Yours ever,
Com.

It was jolly to hear from Comeragh like this, and the letter opened for Guy a prospect of something that, when he came to think about it, appeared very much like a retreat. He realized abruptly that the strain of the last two months had been playing upon his nerves to such an extent that the notion of leaving Wychiford was no longer very distasteful. The realization of his potential apostasy came with rather a shock, and he felt that he ought somehow to atone to Pauline for the disloyalty towards her his attitude seemed to involve. He began to go to church again in a desperate endeavor to pursue the phantom that she called faith, but this very endeavor only made more apparent the vital difference in their relations with life. She always had for his attempts to capture something worth while for himself in religion a kind of questioning anxiety which was faintly irritating; and though he always pushed the problem hastily out of sight, the fact that he could now be irritated by her was dolefully significant.

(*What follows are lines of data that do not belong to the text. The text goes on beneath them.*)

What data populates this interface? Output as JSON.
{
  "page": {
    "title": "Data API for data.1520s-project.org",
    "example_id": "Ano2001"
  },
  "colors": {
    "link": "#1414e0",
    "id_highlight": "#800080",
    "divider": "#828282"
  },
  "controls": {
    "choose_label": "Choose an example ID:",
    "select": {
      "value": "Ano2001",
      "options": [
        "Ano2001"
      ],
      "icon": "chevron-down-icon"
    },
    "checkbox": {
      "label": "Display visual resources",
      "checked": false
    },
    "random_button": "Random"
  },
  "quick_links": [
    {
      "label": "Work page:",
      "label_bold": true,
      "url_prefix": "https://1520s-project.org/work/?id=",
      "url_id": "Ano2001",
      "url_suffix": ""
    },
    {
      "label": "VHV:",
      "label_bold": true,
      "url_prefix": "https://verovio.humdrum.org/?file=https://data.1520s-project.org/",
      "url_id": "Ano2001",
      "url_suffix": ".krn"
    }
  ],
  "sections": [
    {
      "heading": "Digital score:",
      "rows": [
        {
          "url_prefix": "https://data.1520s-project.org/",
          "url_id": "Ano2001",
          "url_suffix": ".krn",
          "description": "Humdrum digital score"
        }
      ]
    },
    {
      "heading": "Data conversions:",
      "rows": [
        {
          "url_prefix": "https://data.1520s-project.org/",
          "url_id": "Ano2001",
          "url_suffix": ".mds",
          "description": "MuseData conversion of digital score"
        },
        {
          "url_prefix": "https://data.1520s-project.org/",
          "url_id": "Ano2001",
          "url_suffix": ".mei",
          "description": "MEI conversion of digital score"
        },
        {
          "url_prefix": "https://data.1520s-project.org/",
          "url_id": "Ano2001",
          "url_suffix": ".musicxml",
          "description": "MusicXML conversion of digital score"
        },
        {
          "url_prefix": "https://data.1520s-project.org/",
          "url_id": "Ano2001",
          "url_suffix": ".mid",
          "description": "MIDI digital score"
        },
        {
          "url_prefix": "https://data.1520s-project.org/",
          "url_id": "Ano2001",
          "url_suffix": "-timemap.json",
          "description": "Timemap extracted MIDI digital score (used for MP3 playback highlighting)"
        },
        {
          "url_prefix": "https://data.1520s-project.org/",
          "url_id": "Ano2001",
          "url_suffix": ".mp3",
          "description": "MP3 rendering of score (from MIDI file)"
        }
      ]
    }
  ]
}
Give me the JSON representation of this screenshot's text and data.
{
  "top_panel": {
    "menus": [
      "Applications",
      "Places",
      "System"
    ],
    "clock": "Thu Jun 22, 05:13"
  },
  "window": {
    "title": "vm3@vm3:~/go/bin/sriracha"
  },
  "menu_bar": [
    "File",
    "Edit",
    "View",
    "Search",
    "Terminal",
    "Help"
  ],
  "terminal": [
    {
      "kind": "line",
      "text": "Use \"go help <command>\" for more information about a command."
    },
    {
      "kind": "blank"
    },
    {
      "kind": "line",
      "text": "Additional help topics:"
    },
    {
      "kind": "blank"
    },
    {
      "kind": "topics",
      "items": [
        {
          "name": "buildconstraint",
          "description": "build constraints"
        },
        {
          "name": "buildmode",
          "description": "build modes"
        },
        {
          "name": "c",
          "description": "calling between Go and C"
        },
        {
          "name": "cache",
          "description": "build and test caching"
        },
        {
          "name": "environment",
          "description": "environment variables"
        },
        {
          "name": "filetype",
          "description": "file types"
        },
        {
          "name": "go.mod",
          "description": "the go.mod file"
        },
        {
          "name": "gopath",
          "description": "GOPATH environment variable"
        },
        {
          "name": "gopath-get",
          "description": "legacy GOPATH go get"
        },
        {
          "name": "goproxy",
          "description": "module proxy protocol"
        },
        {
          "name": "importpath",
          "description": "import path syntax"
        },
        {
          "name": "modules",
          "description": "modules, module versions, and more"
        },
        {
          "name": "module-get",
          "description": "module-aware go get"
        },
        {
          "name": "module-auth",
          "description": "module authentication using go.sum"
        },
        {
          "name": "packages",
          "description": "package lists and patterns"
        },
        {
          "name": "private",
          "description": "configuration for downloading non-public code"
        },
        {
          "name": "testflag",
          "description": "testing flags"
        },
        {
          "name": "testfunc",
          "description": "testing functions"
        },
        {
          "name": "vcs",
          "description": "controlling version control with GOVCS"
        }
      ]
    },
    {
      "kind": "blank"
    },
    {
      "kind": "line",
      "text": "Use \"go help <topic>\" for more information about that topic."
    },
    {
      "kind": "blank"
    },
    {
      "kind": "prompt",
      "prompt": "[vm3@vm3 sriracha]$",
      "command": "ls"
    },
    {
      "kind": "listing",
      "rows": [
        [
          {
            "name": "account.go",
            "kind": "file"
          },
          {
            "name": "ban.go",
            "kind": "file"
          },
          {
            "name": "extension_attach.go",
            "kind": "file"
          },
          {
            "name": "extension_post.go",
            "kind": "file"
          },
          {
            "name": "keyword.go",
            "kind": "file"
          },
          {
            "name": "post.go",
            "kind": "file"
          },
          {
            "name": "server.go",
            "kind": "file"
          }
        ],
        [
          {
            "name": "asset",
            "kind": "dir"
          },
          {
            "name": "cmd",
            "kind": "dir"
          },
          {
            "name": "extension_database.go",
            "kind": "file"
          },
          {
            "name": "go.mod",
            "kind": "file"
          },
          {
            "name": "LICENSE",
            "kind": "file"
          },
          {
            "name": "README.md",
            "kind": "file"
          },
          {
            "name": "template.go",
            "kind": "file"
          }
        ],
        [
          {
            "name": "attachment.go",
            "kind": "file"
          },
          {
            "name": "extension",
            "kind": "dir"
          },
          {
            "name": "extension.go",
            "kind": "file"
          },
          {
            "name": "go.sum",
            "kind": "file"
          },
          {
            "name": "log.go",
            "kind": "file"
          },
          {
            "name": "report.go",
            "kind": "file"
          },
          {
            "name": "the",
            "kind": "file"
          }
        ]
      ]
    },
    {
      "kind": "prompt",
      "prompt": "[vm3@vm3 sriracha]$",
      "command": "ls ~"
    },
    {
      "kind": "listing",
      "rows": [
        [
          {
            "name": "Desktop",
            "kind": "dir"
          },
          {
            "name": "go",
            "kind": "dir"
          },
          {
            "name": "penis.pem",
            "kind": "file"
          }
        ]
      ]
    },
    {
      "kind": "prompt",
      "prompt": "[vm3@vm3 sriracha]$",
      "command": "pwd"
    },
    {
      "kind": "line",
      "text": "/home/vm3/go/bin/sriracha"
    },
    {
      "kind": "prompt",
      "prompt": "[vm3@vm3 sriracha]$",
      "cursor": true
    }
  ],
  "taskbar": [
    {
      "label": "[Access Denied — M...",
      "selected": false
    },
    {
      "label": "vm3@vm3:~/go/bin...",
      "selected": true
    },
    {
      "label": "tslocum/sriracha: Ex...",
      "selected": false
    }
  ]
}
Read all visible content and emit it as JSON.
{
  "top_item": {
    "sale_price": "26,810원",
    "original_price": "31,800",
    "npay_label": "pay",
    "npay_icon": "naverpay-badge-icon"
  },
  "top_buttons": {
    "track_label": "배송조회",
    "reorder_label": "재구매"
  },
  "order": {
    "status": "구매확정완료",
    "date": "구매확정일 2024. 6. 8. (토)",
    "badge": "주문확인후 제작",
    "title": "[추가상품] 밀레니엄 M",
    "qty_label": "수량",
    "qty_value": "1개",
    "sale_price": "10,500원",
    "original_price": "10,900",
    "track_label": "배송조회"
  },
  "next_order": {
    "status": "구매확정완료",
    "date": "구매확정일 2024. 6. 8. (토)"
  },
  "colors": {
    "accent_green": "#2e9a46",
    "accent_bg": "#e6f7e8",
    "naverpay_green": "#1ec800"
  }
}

All through this month of maddening east wind Guy felt that he stood upon the verge of a catastrophe, and the despatch of the poems which at first had done so much to help matters along was now only another source of vexation. Formerly he had always possessed the refuge of work, but in this perpetual uncertainty he could not settle down to anything fresh, and the expectation every morning of his poems being once again rejected was a handicap to the whole day. Partly to plunge himself into a reaction and partly to avoid and even to crush their spiritual divergence, Guy always made love passionately to Pauline during these days. He was aware that she was terribly tried by this, but the knowledge made him more selfishly passionate. A sort of brutality had entered into their relation which Guy hated, but to which in these circumstances that made him feverishly glad to wound her he allowed more liberty every day. The merely physical side of this struggle between them was, of course, accentuated by the gag placed upon discussion. He would not give her the chance of saying why she feared his kisses, and he took an unfair advantage of the conviction that Pauline would never declare a reason until he demanded one. He was horribly conscious of abusing her love for him, and the more he was aware of that the more brutal he showed himself until sometimes he used to wonder in dismay if at the back of his mind the impulse to destroy his love altogether had not been born.

Easter was approaching, and Pauline went to Oxford for a week to get Summer clothes. When she came back, Guy found her attitude changed. She was remote, almost evasive, and at the back of her tenderest glance was now a wistful appeal that perplexed his ardor.

"I feel you don't want me to kiss you," he said, reproachfully. "What has happened? Why have you come back from Oxford so cold? What has happened to you, Pauline?"

Her eyes took fire, melted into tenderness, flamed once more, and then were quenched in rising tears.

The voice in which she answered him seemed to come from another world.

"Guy, I am not cold.... I'm not cold enough...."

She flung herself away from his gesture of endearment and buried her cheeks in the cushion of the faded old settee. A wild calm had fallen upon the room, as if like the atmosphere before a thunder-storm it could register a warning of the emotional tempest at hand. The books, the furniture, the very pattern of birds and daisies upon the wall stood out sharply, almost luridly it seemed; the cuckoo from the passage called the hour in notes of alarm, as if a storm-cock were sweeping up to cover from dangerous open country.

"What do you mean?" Guy asked. He knew that he was carrying the situation between Pauline and himself farther along than he had ever taken it since the night they met. Yet nothing could have stopped his course at this moment and, if the end should ruin his life, he would persist.